団結というのは私が作品を描くにあたってかならず突き当たるテーマです。ブラックアフリカンに対する砕かれ壊れたイメージには見受けられない、私たち誰もがもつ夢や豊かさなどを団結はあらわしていると考えるからです。これらの作品が示す団結が、私たちが歴史的にもつアフリカのイメージを修正してくれるでしょう。


──サッカー選手たちが着用するプーマのユニティキットは、アフリカ4ヵ国の土のサンプルをブレンドして作られたカスタムメイドの茶色のパントーンが使用されているそうですね。このカスタムカラーとおなじ色は作品でも使われたのですか?

そうです。ユニティキットで使われたカスタムされたパントーンとおなじ色が作品にも使われています。空の青から茶色まで、地球上にある4つの色をブレンドすることはじつにむずかしかったです。作品には効果的に実現したその結果を見ることができます。

──制作スタイルについて教えてください。

私の作品のスタイルは過去の作品や、サルバドール・ダリの代表的な画法として知られるフォトリアリズムなどに影響を受けています。しかし私のスタイルは精神や歴史などにも関係しています。

私は一度にふたつのスペースを埋めることは可能だと考えています。具象的なものと象形的なものを両方踏まえていたり、あきらかに精神的なものと象徴的なものが互いに影響しあう方法であったり。私のスタイルはいわば激しいコンテンポラリーで、アメリカや世界中のストリートと密接な関係にあります。 私が目指すのはこういった相反する欲求を受けいれて衝突を生みだすことで、それは作品に反映されています。
  ケヒンデ・ワイリー エコファームカフェ632にて


──インスピレーションの源は?

私のインスピレーションは世界中の街のストリートにあります。スリランカやリオ、ラゴスやダカールの若者はどんな服を着ているのか。絵画というのは実際の世界に影響を受けているべきだと考えます。私が目指すのは実際の世界に対する直感的な答えで、そうすれば絵を見たひとはその匂いを感じることができるのです。

ケヒンデ・ワイリー レセプションパーティーにて
──日本のストリートはどんなふうに感じましたか?

東京という街はほかのどこの都市ともちがう街だと思います。NYのエッセンスももちろん感じるのですが、それを自分たちなりの解釈をして、まったく別のものとしてかたちにしている。それが東京のすばらしいところだと思いました。今回の来日はとても短かったため満足できなかったので必ずまた帰ってきたいと思います。

──ありがとうございました。


ケヒンデ・ワイリー|Kehinde Wiley

カラフルなウォールペーパーのような背景に、現代に生きるアフリカ系アメリカ人男性が芸術史の年譜から抜粋されたようなポージングで描かれる画風が特徴的なケヒンデ・ワイリーの作品。今作ではアフリカの伝統的なテキスタイルからインスパイアされたという色鮮やかなパターンに、プーマがサポートするフットボールスター カメルーン代表サミュエル・エトー、ガーナ代表ジョン・メンサー、コートジボワール代表エマニュエル・エブエの3選手を描いた作品を発表した。選手たちのポーズはいずれもアフリカ大陸を旅する途中でワイリーが見つけた立像のポーズからインスピレーションを受けている。
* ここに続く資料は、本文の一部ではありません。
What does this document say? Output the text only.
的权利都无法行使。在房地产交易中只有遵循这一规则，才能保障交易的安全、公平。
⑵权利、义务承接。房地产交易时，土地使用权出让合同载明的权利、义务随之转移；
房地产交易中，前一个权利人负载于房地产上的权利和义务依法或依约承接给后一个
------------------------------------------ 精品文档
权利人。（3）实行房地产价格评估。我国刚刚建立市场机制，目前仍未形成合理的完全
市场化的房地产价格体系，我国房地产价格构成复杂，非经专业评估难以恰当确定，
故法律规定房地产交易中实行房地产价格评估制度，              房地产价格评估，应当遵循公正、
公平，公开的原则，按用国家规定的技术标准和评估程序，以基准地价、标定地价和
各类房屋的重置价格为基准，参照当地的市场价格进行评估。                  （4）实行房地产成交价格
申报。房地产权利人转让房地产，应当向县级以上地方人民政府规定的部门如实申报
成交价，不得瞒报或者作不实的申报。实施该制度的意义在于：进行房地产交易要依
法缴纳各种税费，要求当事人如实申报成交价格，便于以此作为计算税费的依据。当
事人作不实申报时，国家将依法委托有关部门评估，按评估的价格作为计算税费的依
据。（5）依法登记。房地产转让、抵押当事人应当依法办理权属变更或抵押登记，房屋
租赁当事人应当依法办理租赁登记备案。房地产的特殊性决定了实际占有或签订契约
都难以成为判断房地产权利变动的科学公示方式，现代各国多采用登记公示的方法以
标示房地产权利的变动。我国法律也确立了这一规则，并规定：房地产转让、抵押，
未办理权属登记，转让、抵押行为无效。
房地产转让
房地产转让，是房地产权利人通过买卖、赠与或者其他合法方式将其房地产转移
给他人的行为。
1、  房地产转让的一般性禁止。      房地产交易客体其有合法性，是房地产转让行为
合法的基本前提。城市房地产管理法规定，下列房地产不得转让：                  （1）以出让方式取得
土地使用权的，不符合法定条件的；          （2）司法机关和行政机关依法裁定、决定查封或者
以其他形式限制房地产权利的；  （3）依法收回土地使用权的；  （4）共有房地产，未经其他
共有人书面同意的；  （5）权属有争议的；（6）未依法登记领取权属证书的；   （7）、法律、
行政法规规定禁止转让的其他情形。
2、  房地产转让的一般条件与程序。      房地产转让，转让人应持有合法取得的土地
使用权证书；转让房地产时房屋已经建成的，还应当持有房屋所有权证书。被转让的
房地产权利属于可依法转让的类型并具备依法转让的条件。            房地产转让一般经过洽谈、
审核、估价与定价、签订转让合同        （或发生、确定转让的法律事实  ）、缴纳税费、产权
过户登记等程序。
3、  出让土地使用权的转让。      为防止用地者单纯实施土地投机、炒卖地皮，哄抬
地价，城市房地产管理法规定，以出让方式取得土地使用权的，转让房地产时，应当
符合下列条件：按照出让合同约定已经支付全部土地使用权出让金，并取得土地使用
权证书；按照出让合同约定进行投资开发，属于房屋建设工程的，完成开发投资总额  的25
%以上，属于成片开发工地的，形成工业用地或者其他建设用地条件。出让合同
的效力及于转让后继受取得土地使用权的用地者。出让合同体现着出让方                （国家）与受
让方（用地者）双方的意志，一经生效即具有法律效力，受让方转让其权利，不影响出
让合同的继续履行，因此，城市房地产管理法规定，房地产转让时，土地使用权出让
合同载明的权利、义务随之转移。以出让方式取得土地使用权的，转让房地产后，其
プーマ×ケヒンデ・ワイリー「アフリカ ライフスタイルコレクション」

6月に南アフリカで開催されるワールドカップ2010に先がけてプーマが主導する“アフリカ”をテーマとしたキャンペーンの一環として発表された「2010春夏 アフリカライフスタイルコレクション」は、プーマがデザインするアパレル、シューズ、アクセサリーにケヒンデ・ワイリーが描く特徴的なパターン柄を使用したコラボレーションコレクション。ワイリーの作品から7種類のグラフィックパターンが使われており、その鮮やかで大胆なカラーコンビネーションこそ今コレクション最大の魅力である。